Stephen White is Professor of Classics and Philosophy at the University of Texas at Austin, where he has taught in the Joint Graduate Program in Ancient Philosophy since 1988. His research centers on Aristotle, especially ethics and moral psychology, but ranges widely across classical philosophy and literature from early Greek science and astronomy to Stoic models of mind and action. He has just finished a translation of Diogenes Laertius’ Lives of Eminent Philosophers (for CUP), and current projects include work on several of Aristotle’s associates and on Parmenides.
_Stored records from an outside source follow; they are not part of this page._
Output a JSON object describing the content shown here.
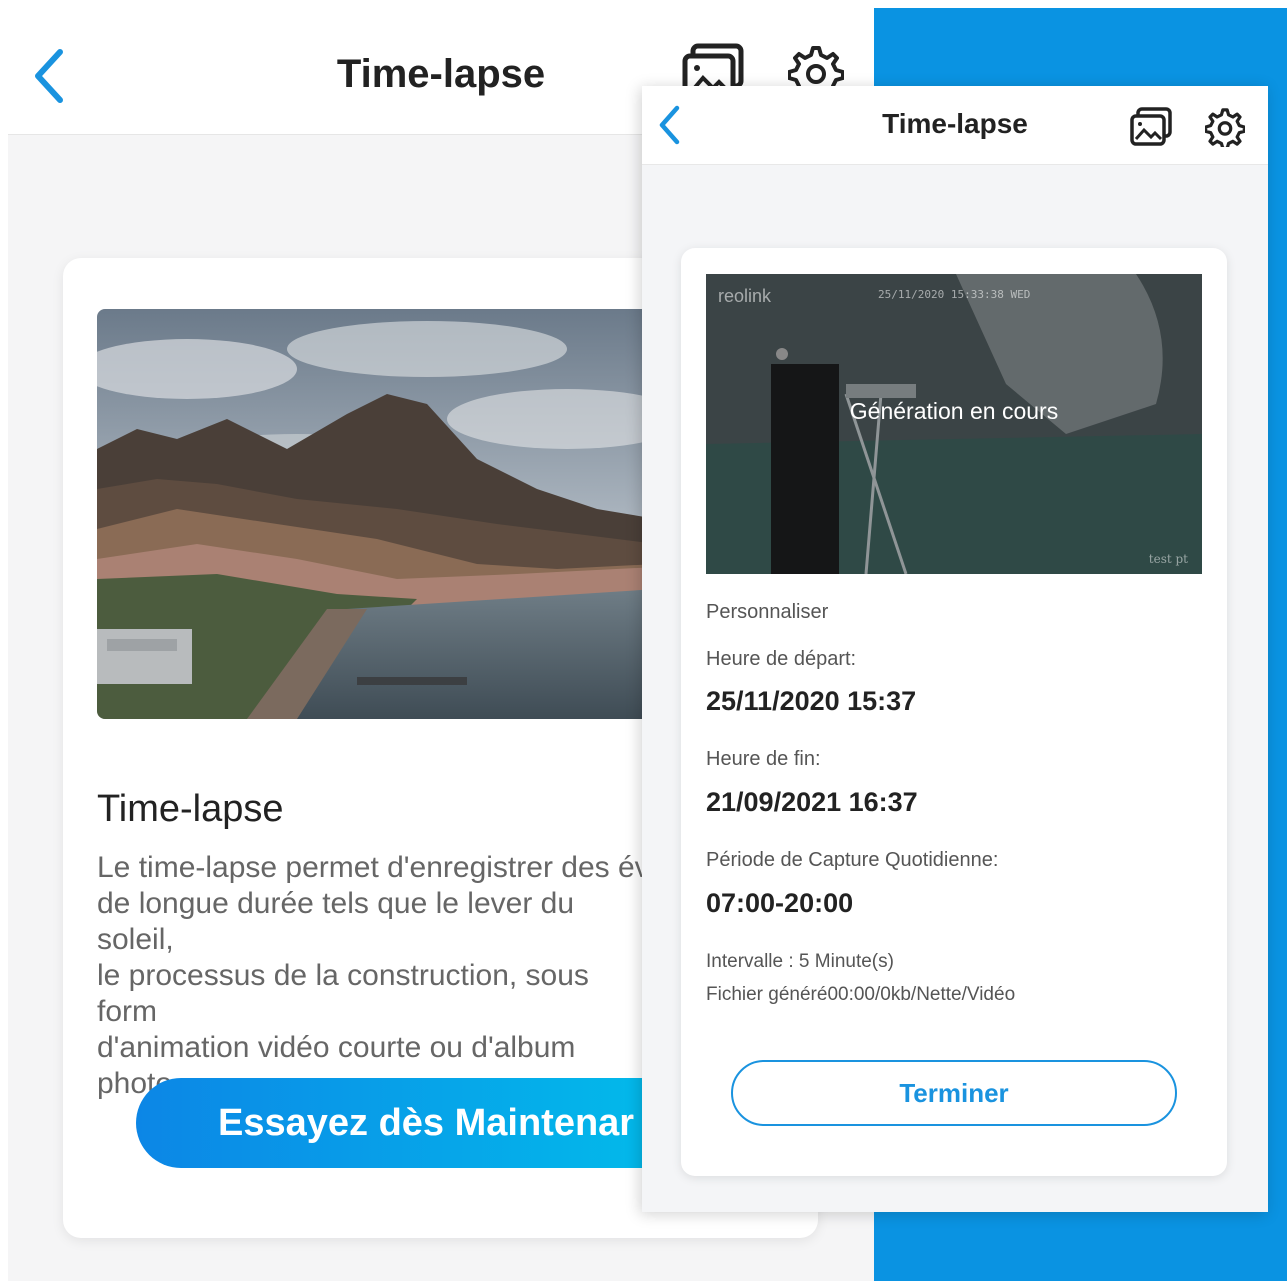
{
  "colors": {
    "accent": "#0a93e2",
    "button_gradient_start": "#0c86e6",
    "button_gradient_end": "#00c6ec",
    "outline_button": "#1a93df"
  },
  "back_screen": {
    "header": {
      "title": "Time-lapse",
      "back_icon": "chevron-left-icon",
      "gallery_icon": "gallery-icon",
      "settings_icon": "gear-icon"
    },
    "card": {
      "title": "Time-lapse",
      "description": "Le time-lapse permet d'enregistrer des év\nde longue durée tels que le lever du soleil,\nle processus de la construction, sous form\nd'animation vidéo courte ou d'album photo",
      "button_label": "Essayez dès Maintenar"
    }
  },
  "front_screen": {
    "header": {
      "title": "Time-lapse",
      "back_icon": "chevron-left-icon",
      "gallery_icon": "gallery-icon",
      "settings_icon": "gear-icon"
    },
    "preview": {
      "logo": "reolink",
      "timestamp": "25/11/2020 15:33:38 WED",
      "status": "Génération en cours",
      "camera_name": "test pt"
    },
    "details": {
      "mode": "Personnaliser",
      "start_label": "Heure de départ:",
      "start_value": "25/11/2020 15:37",
      "end_label": "Heure de fin:",
      "end_value": "21/09/2021 16:37",
      "period_label": "Période de Capture Quotidienne:",
      "period_value": "07:00-20:00",
      "interval": "Intervalle : 5 Minute(s)",
      "file_info": "Fichier généré00:00/0kb/Nette/Vidéo"
    },
    "finish_label": "Terminer"
  }
}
KNOWLEDGE AND NECESSITY IN PARMENIDES

ABSTRACT

Parmenides is one of philosophy’s foundational figures, and also the first on record to recognize some key facts of astronomy. Yet on what remains a pervasive assessment of his writings, he advanced a bizarre form of entity monism: there is exactly one being, ungenerated, imperishable, and wholly immobile, undifferentiated, and unchanging, so that everything else we imagine there to be is in some way or other only apparent or illusory. What gives? Building on recent work by John Palmer and Michael Wedin among others, I propose a fundamental reassessment of Parmenides’ project that shifts its focus from ontology to epistemology, and from monism to modality. The key to his argument is a revolutionary conception of knowledge, which he first defines by universality, then deploys to articulate a complex notion of necessity. The upshot is an epistemic ideal that has for its content or objects only what is only and entirely so, which he also characterizes as necessary truth.